Personal information
- Born: 21 January 1888 Lisbon, Portugal
- Died: 15 July 1912 (aged 24) Stockholm, Sweden

Sport
- Sport: Athletics
- Event: Marathon

Achievements and titles
- Personal best: 2:52:08 (1912)

= Francisco Lázaro =

Portuguese marathon runner (1888–1912)

Francisco Lázaro (21 January 1888 – 15 July 1912) was a Portuguese Olympic marathon runner and Portugal's standard-bearer in their first-ever participation at the Olympic Games, the 1912 Summer Olympics in Stockholm, Sweden. He is known for having died of severe electrolyte imbalance during his Olympic competition, caused by an inability to properly perspire due to having covered his body in suet to prevent sunburn.

==Career==
Like all the Olympic athletes of his time, Lázaro was an amateur sportsman. His actual job was as a carpenter in an automobile factory in Lisbon. Prior to the Olympics, he had won three national marathon championships in Portugal, where he represented S.L. Benfica.
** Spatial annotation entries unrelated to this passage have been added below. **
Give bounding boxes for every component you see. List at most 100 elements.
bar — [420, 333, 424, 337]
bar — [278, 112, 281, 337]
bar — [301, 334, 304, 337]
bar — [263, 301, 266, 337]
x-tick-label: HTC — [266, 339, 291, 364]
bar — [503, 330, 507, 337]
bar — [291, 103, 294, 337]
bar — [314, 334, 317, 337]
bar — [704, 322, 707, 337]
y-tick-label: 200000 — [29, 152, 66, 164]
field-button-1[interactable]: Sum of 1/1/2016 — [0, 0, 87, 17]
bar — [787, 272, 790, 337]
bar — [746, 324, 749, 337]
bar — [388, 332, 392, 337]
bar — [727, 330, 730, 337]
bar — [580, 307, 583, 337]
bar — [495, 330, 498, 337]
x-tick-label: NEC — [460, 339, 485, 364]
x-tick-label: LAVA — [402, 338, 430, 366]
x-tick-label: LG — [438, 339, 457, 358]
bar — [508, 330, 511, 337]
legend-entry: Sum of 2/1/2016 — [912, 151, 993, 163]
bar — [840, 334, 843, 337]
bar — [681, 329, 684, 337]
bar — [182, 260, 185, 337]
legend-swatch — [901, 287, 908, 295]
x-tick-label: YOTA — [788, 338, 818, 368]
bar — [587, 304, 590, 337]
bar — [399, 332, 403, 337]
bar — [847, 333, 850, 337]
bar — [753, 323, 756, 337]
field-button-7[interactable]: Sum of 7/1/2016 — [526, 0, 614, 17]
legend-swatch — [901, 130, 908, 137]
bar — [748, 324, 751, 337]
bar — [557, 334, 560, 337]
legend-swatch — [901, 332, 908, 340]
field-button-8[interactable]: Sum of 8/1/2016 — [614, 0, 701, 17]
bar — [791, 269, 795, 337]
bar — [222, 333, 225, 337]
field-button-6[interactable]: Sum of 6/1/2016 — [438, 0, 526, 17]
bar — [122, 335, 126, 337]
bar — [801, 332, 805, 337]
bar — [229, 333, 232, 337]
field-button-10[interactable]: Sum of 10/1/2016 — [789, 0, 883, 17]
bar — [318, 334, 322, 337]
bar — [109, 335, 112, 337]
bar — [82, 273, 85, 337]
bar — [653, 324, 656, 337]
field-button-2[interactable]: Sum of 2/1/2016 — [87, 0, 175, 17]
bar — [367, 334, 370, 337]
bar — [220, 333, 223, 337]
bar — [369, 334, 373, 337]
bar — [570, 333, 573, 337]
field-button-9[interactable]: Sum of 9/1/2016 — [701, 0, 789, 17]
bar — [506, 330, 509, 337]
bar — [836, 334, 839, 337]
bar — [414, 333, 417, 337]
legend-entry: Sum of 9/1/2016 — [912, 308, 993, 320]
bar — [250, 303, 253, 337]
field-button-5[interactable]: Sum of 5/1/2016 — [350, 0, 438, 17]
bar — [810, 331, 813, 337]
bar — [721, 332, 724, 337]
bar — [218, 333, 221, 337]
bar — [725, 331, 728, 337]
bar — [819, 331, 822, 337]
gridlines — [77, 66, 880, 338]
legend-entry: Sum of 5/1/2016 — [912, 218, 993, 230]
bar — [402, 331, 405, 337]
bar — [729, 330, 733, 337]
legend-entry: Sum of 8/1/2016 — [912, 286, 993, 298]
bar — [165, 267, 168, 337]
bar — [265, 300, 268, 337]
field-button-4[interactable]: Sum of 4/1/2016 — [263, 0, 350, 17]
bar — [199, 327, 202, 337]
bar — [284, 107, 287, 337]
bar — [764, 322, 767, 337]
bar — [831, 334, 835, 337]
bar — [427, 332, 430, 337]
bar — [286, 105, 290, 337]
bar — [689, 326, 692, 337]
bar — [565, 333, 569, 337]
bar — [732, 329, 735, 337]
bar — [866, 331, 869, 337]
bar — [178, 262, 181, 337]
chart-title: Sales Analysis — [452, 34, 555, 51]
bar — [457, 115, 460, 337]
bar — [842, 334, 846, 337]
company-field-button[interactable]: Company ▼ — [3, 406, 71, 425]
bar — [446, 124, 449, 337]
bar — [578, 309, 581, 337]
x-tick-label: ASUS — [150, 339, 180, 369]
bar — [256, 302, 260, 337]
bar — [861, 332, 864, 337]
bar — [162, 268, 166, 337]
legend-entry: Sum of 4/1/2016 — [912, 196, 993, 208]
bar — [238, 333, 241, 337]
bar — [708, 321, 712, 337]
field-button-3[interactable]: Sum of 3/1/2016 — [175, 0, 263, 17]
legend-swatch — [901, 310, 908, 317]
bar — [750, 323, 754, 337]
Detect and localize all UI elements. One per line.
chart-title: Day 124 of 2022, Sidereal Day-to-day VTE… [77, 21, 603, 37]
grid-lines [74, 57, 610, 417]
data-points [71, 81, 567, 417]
Lázaro was the first athlete to die during a modern Olympic event after collapsing at the 30-kilometer mark (19 miles) of the marathon with a body temperature of 41 °C (105.8 °F). He was initially thought to have died of severe dehydration due to the high temperature registered at the time of the race. It was later discovered that Lázaro had covered large portions of his body with suet to prevent sunburn and to help with speed and lightness while running. However, the wax restricted his natural perspiration, leading to a fatal body fluid electrolyte imbalance. Before the race, he had reportedly said: "Either I win or I die."

The following weekend, a memorial service for Lázaro was attended by 23,000 people at the Olympic Stadium. Approximately US$3,800 was collected for his wife, and later a monument of Lázaro was placed at the marathon's turning point at Sollentuna, Stockholm. The novel The Piano Cemetery, by Portuguese novelist José Luís Peixoto, is based on Francisco Lázaro's story. A street in Lisbon and the stadium of C.F. Benfica are named after him.